Maximizing the Potential of LLMs

By Jessie Hobb On Apr 20, 2023

LLMs do Natural Language Processing (NLP) to represent the meaning of the text as a vector. This representation of the words of the text is an embedding.

The Token Limit: The LLM Prompting Biggest Problem

Currently, one of the biggest problems with LLM prompting is the token limit. When GPT-3 was released, the limit for both the prompt and the output combined was 2,048 tokens. With GPT-3.5, this limit increased to 4,096 tokens. Now, GPT-4 comes in two variants. One with a limit of 8,192 tokens and another with a limit of 32,768 tokens, around 50 pages of text.

So, what can you do when you might want to do a prompt with a context larger than this limit? Of course, the only solution is to make the context shorter. But how can you make it shorter and at the same time have all the relevant information? The solution: store the context in a vector database and find the relevant context with a similarity search query.

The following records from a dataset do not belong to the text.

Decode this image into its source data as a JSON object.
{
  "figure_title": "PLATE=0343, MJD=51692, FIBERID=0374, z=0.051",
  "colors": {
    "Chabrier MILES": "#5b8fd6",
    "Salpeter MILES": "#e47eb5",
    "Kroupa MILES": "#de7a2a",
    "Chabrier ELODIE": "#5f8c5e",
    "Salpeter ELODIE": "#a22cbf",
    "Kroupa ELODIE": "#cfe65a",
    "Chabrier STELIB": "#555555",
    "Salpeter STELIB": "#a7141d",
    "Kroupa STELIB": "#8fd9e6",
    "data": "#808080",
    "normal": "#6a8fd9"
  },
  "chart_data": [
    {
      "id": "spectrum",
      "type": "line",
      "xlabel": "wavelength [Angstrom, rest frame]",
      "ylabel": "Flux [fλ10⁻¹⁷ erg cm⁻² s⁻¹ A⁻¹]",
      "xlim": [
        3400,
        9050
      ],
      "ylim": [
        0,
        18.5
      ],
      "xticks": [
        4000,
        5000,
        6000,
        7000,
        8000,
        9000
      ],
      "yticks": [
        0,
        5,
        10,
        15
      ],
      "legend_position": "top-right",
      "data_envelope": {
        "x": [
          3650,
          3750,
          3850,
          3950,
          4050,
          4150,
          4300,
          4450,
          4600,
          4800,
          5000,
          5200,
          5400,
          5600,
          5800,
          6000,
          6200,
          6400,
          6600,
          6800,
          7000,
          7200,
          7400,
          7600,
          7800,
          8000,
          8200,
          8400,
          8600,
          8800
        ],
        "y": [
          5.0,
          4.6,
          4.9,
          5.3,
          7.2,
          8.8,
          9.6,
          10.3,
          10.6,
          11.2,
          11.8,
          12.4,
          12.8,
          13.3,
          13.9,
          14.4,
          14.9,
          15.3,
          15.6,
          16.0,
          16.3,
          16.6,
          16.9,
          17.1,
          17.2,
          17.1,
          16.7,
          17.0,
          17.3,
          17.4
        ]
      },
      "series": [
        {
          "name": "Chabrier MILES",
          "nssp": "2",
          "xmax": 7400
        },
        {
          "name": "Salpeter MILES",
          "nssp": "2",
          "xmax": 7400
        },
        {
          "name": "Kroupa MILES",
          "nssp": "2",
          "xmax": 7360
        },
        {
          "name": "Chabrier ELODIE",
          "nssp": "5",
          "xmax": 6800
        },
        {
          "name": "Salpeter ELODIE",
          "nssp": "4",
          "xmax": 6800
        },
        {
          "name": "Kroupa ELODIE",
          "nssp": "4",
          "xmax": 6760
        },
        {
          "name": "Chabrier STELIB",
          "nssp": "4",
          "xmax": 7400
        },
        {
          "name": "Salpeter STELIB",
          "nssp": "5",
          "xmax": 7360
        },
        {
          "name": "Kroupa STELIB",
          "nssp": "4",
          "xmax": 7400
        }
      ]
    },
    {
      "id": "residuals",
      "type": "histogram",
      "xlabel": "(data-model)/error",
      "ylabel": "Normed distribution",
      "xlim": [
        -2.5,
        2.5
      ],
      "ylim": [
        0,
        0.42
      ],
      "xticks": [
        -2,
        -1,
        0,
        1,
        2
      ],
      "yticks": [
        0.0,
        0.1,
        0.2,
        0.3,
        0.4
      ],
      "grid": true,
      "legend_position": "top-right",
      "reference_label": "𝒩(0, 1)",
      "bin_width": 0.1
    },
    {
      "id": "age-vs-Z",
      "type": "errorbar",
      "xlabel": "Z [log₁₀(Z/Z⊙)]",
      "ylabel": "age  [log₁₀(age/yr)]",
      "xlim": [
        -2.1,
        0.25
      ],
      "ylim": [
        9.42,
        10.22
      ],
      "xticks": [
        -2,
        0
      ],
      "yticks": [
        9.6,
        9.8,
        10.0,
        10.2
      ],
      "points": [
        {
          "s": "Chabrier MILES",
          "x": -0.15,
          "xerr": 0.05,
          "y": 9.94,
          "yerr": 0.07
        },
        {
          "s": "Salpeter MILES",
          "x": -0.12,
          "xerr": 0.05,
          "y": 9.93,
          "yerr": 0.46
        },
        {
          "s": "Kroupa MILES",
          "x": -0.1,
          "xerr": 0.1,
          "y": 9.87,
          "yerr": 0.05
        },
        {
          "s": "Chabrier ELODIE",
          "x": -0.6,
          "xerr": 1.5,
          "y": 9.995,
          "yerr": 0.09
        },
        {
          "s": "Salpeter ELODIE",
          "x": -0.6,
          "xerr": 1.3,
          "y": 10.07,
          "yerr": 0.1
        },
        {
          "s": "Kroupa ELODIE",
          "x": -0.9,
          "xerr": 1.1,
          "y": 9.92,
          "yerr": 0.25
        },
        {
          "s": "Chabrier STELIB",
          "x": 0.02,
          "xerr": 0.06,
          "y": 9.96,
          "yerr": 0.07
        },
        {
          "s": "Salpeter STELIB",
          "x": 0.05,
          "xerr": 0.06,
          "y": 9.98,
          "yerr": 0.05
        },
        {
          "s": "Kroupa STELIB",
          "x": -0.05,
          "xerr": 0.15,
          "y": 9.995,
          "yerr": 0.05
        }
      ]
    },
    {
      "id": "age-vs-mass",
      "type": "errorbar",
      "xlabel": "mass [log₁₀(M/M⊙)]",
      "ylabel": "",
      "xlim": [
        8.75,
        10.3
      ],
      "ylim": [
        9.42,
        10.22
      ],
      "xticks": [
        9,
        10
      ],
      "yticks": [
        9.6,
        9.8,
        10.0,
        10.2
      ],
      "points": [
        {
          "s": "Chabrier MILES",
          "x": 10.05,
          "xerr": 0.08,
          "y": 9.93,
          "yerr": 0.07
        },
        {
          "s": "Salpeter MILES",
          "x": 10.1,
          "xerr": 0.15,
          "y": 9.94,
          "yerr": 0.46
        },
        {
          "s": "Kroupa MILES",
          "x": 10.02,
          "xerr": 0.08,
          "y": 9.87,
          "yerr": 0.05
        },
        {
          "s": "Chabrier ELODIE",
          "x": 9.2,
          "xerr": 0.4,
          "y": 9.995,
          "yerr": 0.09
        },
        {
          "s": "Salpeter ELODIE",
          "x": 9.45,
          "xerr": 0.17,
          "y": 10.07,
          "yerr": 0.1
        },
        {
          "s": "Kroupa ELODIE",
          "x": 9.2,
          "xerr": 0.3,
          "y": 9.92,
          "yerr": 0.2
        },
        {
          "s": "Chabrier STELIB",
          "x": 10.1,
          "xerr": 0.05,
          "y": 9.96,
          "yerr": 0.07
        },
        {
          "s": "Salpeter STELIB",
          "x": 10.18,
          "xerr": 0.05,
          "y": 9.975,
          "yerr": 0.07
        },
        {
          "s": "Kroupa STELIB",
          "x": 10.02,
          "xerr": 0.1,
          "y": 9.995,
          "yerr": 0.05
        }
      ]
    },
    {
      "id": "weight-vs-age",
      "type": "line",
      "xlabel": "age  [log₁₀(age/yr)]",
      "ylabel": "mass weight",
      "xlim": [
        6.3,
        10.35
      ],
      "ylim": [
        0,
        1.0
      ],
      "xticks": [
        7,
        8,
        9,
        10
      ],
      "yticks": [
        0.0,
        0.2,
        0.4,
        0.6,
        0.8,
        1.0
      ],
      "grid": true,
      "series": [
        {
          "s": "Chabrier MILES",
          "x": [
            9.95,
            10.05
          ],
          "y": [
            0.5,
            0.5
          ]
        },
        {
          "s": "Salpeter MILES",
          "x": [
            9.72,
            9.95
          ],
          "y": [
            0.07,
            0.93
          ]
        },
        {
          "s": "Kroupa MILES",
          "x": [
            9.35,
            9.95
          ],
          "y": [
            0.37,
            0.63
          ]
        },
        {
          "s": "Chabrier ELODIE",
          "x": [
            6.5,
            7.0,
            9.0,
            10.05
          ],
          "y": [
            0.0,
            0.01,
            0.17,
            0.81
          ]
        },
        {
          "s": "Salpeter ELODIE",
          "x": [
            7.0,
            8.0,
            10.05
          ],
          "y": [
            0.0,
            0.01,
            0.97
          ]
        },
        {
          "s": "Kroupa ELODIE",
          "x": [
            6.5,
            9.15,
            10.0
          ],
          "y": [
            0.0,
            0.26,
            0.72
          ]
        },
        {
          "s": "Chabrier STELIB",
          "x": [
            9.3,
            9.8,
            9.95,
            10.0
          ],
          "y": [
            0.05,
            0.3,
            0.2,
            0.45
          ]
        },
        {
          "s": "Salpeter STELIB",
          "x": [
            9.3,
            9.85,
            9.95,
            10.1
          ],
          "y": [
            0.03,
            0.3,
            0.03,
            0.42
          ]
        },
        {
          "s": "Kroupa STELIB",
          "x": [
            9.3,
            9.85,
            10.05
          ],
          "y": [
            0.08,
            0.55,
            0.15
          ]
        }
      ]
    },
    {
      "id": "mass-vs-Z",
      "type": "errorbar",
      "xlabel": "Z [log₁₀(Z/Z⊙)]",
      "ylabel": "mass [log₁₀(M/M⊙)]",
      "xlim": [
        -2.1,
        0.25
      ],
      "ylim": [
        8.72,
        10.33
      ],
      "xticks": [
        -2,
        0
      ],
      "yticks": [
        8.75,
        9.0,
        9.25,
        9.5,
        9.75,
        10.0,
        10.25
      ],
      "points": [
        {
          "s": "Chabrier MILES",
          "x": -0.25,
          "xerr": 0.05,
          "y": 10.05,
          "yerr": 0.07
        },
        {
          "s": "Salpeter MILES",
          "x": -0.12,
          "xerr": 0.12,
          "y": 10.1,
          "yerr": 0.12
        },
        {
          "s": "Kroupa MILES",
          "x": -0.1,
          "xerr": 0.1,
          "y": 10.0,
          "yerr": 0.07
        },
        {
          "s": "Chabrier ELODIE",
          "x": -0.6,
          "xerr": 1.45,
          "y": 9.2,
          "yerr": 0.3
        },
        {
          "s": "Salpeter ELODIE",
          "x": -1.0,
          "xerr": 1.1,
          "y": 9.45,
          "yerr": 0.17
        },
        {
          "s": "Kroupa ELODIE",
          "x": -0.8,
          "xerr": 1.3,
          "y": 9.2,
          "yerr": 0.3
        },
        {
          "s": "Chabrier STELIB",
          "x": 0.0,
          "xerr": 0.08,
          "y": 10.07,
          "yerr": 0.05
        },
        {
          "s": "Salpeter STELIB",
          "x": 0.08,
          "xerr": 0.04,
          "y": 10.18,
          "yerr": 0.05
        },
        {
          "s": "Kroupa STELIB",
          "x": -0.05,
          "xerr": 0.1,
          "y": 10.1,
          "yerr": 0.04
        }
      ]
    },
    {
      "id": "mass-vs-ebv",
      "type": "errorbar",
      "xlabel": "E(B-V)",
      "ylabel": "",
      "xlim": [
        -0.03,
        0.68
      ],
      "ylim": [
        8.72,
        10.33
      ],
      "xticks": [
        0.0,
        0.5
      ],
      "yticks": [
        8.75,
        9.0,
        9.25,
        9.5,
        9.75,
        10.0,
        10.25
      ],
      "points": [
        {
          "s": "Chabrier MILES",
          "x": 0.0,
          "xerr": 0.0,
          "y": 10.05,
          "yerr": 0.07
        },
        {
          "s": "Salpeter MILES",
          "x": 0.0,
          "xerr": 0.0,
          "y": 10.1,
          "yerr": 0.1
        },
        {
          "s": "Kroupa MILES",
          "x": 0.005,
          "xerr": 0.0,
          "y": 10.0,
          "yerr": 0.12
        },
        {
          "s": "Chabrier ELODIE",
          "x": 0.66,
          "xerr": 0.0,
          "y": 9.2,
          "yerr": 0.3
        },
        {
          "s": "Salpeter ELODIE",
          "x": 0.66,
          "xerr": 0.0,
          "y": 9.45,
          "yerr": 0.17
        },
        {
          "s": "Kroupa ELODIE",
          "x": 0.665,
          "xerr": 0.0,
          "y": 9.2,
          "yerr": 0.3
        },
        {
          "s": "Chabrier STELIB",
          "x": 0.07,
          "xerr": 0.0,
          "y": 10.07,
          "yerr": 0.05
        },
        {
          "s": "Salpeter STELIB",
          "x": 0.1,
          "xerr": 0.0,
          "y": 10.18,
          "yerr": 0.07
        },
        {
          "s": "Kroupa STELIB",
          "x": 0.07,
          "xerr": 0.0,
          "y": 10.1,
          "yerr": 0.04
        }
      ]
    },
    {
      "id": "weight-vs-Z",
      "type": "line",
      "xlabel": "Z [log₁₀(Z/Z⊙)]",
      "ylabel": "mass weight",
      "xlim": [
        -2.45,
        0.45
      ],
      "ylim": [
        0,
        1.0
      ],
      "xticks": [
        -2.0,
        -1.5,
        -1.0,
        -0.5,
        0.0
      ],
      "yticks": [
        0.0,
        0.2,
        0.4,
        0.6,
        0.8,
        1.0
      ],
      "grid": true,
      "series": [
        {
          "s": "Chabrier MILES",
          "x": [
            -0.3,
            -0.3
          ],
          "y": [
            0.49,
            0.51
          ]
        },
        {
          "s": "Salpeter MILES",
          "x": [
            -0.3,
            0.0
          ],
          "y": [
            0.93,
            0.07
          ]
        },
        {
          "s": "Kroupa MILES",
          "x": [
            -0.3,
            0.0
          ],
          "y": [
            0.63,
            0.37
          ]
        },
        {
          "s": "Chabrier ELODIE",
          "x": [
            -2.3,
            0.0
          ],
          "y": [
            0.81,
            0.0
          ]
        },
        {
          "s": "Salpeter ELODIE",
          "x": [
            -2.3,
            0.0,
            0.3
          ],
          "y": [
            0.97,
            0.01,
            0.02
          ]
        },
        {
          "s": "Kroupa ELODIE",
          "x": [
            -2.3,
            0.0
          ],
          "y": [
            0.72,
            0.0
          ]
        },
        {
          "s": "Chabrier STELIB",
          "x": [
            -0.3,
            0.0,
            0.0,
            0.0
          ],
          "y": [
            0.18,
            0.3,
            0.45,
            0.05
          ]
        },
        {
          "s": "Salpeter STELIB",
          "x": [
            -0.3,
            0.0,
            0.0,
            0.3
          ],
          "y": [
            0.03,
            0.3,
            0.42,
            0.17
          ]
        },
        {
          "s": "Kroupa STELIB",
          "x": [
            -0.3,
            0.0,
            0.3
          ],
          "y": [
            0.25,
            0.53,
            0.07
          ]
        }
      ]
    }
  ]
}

What Are Vector Embeddings?

Let’s start by explaining what vector embeddings are. Roy Keynes’ definition is: “Embeddings are learned transformations to make data more useful.” A neural network learns to transform the text into a vector space that contains its actual meaning. This is more useful because it can find synonyms and the syntactical and semantical relationships between words. This visual helps us understand how those vectors can encode meaning:

What Do Vector Databases Do?

A vector database stores and indexes vector embeddings. This is useful for the fast retrieval of vectors and looking for similar vectors.

Similarity Search

We can find the similarity of vectors by calculating a vector’s distance from all other vectors. The nearest neighbors will be the most similar results to the query vector. This is how flat indexes in vector databases work. But this is not very efficient; in a large database, this might take a very long time.

To improve the search’s performance, we can try to calculate the distance for only a subset of the vectors. This approach, called approximate nearest neighbors (ANN), improves speed but sacrifices the quality of results. Some popular ANN indexes are Locally Sensitive Hashing (LSH), Hierarchical Navigable Small Worlds (HNSW), or Inverted File Index (IVF).

Integrating Vector Stores and LLMs

For this example, I downloaded the whole Numpy documentation (with over 2000 pages) as a PDF from this URL.

We can write Python code to transform the context document into embeddings and save them to a vector store. We will use LangChain to load the document and split it into chunks and Faiss (Facebook AI Similarity Search) as a vector database.

from langchain.embeddings.openai import OpenAIEmbeddings
from langchain.text_splitter import CharacterTextSplitter
from langchain.vectorstores import FAISS
from langchain.document_loaders import PyPDFLoader

loader = PyPDFLoader("example_data/layout-parser-paper.pdf")
pages = loader.load_and_split()

embeddings = OpenAIEmbeddings()

db = FAISS.from_documents(pages, embeddings)
db.save_local("numpy_faiss_index")

Now, we can use this database to perform a similarity search query to find pages that might be related to our prompt. Then, we use the resulting chunks to fill the context of our prompt. We will use LangChain to make it easier:

from langchain.vectorstores import FAISS
from langchain.chains.qa_with_sources import load_qa_with_sources_chain
from langchain.llms import OpenAI

query = "How to calculate the median of an array"

db = FAISS.load_local("numpy_faiss_index", embeddings)
docs = docsearch.similarity_search(query)

chain = load_qa_with_sources_chain(OpenAI(temperature=0), chain_type="stuff")
chain({"input_documents": docs, "question": query}, return_only_outputs=True)

Our question for the model is, “How to calculate the median of an array.” Even though the context that we give it is way over the token limit, we have overcome this limitation and got an answer:

To calculate the median, you can use the numpy.median() function, which takes an input array or object that can be converted to an array and computes the median along the specified axis. The axis parameter specifies the axis or axes along which the medians are computed, and the default is to compute the median along a flattened version of the array. The function returns the median of the array elements.

For example, to calculate the median of an array "arr" along the first axis, you can use the following code:

import numpy as np
median = np.median(arr, axis=0)

This will compute the median of the array elements along the first axis, and return the result in the variable "median".

This is just one clever solution for a very new problem. As LLMs keep evolving, maybe problems like this will be solved without the need for these kinds of clever solutions. However, I’m sure that this evolution will open the door for new capabilities that might need other new clever solutions for the challenges that they may bring.